Deo didn’t seem to hear me. He was telling me what “the doctor” had told him, that the place had been renovated back in 2000.
“I see that it’s functioning really well,” I replied.
“And the whole thing is empty,” Deo went on. We were standing on a concrete porch now, facing an interior courtyard, open to the sun. There was a tree in the middle, and grass. Deo said, “This is where I was. This courtyard was fu
ll of bodies. I came out here, and I went this way.”
“I think we should go, Deo.”
“Yah,” he said. But he went on talking, in a low and ruminating voice: “It was much bigger than this. But the site … They replaced the windows. Around here, right here, this ground was covered with bodies. I was right here. Around here on these grasses, packed with bodies. They were really just coming down these hallways and knocking down the doors and killing the people inside.”

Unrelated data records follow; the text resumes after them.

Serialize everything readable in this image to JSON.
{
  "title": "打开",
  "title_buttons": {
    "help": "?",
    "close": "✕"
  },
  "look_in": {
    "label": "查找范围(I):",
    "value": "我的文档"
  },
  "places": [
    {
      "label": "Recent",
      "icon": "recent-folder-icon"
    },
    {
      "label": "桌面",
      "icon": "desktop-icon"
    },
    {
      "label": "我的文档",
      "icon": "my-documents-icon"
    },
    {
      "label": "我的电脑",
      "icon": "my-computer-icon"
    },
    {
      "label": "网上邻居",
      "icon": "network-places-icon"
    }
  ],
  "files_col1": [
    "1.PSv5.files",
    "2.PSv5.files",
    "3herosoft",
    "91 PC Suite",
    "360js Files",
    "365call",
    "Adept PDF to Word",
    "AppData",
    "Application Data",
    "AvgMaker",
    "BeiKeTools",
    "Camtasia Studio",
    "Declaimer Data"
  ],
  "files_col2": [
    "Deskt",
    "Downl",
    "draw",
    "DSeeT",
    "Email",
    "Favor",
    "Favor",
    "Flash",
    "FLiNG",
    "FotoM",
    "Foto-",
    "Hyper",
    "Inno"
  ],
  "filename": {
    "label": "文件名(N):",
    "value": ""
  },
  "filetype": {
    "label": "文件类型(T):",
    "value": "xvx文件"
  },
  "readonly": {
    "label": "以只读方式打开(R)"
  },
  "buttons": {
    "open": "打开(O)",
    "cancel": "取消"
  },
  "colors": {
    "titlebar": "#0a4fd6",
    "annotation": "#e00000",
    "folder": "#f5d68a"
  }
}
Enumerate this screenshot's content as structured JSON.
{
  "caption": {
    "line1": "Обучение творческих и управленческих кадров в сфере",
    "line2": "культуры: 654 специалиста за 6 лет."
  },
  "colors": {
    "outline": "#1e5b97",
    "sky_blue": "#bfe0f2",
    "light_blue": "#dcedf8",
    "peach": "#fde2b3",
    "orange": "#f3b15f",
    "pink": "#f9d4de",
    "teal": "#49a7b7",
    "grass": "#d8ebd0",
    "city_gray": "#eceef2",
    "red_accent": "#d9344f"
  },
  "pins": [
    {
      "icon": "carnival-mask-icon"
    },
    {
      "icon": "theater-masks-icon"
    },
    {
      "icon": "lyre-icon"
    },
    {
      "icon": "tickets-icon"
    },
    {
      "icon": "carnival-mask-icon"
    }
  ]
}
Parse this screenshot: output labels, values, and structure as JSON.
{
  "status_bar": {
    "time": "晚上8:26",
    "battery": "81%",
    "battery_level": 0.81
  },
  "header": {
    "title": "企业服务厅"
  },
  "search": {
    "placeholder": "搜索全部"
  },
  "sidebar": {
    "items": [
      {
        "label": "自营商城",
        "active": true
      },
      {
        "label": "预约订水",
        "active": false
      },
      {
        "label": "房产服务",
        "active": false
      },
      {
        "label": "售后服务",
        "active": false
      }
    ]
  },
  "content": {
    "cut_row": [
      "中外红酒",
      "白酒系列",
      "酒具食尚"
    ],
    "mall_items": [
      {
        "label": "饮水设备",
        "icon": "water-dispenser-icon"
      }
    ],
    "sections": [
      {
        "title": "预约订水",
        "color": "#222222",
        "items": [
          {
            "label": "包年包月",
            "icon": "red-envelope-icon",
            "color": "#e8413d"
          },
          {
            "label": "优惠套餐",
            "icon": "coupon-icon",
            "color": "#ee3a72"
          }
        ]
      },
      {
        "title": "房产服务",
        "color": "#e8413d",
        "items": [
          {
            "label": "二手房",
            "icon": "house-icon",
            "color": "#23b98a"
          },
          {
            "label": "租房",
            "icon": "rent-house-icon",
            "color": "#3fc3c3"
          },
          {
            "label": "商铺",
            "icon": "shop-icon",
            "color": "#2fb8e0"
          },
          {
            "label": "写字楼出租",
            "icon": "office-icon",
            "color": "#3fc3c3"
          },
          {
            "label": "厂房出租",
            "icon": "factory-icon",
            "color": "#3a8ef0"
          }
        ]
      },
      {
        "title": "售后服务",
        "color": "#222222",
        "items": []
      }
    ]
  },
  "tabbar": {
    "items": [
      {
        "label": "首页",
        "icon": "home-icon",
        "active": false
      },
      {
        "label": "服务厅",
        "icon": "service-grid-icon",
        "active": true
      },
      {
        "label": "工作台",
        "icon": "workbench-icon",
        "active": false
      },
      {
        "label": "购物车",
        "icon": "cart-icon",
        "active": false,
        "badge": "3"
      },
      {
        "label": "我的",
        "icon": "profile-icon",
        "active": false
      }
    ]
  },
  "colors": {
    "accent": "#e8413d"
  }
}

“Let’s go back to Bujumbura,” I said.
“Mura koze.” Deo was thanking “the doctor.” Innocent had pulled the car up closer to the building. He had also opened the doors. Clearly, he too was eager to leave. I climbed in. Deo climbed in. Then Deo got out again, with his camera. He strode away and started taking pictures. “The doctor,” I saw, had rejoined his crew on the concrete ledge. They stared at Deo.
It seemed as though he took pictures for a very long time, though it was probably only a few minutes before he got back in the car, no longer smiling, but with his jaw still hard.
Innocent had kept the engine running. He said, as he drove out through the chicken-wire gate, “Deo, I don’t feel comfortable here.”
“Innocent,” said Deo, “where in Burundi do you feel comfortable?”
Innocent didn’t answer.
As we drove on, Deo looked out at the valley across which he’d begun his long escape, in the dark, almost thirteen years before.
“There were all these drums, and houses around here were burning.”
“It was the middle of the night, right?”
“Yah. All day I stayed along the river Mubarazi.”
On the way back, Deo wanted to drive through Bugendena, the first town he’d skirted on his escape. Innocent took the turn off the main road, but then I made a fuss. Hadn’t Deo heard that Bugendena was patrolled by former militiamen? Hadn’t we seen enough for today? I’m afraid I grew vehement.